И вот, я сижу напротив Эштона, парня с завораживающими таинственной холодностью глазами, и не понимаю, что происходит? Почему мир вокруг нас растворяется, оставляя ощущение полёта, будто мы с ним — двое одиноких космических путешественников, и наша цель — далёкая Галактика, находящаяся на карте Вселенной за тысячи световых лет от планеты Земля?
Ему задают какие-то вопросы, он пытается отвечать, но коротко и односложно — мешает акцент и скудный словарный запас, однако в целом Эштон неплохо говорит по-английски.
— А где твоя мама? — внезапно спрашивает Аннабель.
От этого вопроса мама вздрагивает, я это замечаю, потому что она сидит рядом со мной, а Алекс шумно набирает воздух в лёгкие: вот и попалась печенька с перчинкой из набора с названием «Жизнь». Отличный вопрос, Аннабель! В десятку!
На самом деле Аннабель мне не родная сестра, она — дочь Алекса, моего отчима, и поскольку её родная мать Габриэль очень занята в бизнесе, на большом семейном совете было решено, что для всех будет лучше, если Аннабель станет жить с нами. И это действительно оказалось оптимальным решением — Алекс перестал разрываться между Аннабель и нами, мама переживать за него, а Габи испытывать чувство вины за голодное и одинокое детство нашей самой младшей сестрёнки.
— Моя мать живёт и работает в Париже, она — дантист, детский — отвечает допрашиваемый.
Вот так. И делов-то! И на вопрос ответил, и натянутую тетиву родительского напряжения оборвал. Надолго ли?
— А когда она приедет? — детская простота.
Алекс так усердно поджимает губы, что они белеют. Интересно, каково это — вдруг найти не потерянную годы назад пуговицу, а… сына?! Своего собственного родного ребёнка, успевшего вырасти за это время во взрослого восемнадцатилетнего парня с умными глазами?

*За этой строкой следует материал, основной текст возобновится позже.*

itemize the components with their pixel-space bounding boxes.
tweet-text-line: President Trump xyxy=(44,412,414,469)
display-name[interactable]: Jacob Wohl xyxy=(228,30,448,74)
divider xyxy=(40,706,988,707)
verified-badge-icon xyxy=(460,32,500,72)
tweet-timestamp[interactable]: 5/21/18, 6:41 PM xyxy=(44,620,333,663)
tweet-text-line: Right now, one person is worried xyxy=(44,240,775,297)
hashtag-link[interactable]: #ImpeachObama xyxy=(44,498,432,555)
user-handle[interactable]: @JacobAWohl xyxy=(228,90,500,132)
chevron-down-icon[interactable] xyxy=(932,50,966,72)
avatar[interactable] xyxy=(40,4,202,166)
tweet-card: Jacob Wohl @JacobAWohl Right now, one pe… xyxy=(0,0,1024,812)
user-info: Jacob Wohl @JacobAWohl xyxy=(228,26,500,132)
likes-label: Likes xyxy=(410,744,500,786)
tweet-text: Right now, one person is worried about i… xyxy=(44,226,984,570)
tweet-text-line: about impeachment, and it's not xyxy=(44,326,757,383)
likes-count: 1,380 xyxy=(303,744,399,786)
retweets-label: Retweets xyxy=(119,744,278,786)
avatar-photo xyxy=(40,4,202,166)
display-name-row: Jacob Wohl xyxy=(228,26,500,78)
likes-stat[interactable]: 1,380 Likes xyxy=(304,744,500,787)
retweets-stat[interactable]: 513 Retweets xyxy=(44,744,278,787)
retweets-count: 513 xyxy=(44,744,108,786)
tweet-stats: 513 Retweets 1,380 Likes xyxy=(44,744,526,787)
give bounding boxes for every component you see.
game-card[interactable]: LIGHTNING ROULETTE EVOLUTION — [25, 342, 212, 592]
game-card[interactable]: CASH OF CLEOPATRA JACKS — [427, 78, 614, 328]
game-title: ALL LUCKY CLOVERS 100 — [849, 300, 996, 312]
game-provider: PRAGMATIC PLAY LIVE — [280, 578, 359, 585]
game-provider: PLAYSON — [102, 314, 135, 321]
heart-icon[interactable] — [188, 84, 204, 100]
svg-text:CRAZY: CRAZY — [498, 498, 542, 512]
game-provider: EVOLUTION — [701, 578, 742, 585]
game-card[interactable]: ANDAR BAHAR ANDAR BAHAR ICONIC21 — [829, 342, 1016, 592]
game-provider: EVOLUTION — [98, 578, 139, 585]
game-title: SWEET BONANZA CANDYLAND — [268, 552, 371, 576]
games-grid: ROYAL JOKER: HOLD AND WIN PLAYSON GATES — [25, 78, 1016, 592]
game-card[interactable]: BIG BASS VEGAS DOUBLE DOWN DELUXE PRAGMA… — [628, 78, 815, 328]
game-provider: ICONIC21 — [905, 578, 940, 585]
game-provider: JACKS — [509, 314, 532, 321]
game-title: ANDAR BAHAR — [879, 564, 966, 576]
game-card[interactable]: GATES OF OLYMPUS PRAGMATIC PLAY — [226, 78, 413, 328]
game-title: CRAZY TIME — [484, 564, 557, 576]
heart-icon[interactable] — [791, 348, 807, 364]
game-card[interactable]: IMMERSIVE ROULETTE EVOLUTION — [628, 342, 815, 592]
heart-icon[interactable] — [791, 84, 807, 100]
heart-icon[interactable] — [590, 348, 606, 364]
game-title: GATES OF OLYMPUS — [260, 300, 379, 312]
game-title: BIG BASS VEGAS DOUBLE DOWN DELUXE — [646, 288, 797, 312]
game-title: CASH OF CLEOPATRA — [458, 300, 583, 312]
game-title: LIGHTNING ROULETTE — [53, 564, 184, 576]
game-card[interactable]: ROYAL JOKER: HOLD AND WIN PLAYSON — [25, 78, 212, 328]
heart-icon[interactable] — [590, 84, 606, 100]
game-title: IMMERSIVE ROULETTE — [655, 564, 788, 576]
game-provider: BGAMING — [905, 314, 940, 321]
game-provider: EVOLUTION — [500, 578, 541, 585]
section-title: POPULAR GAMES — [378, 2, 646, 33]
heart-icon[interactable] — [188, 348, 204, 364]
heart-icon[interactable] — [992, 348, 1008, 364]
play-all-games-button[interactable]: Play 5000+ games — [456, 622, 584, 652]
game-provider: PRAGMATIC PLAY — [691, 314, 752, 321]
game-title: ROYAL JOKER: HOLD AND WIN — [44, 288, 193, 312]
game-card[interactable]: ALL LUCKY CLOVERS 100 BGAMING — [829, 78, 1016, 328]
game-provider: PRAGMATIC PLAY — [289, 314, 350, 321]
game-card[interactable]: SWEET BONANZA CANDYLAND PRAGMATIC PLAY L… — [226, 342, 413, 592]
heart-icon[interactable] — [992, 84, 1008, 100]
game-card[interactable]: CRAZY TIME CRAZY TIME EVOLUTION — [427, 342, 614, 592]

Я не хочу смотреть на мать, почему-то кажется, что ей нужна приватность в эту минуту, и мне не сложно уважать её желания.
— Я не знаю, — отвечает Эштон.
Сложные вопросы — простые ответы. Некомфортная ситуация — непробиваемая выдержка. Неуёмный девчачий интерес — холодный упорный игнор.
Мне нравится его чёлка, определённо нравится. Ловлю себя на мысли, что хочу потрогать её. Нет, даже не так: не только потрогать, а запустить свои пальцы и, пропустив между них эти самые длинные на его голове пряди, пригладить их в направлении макушки. Та дикость, с которой мне хочется совершить этот странный жест, и пугает меня и смешит одновременно.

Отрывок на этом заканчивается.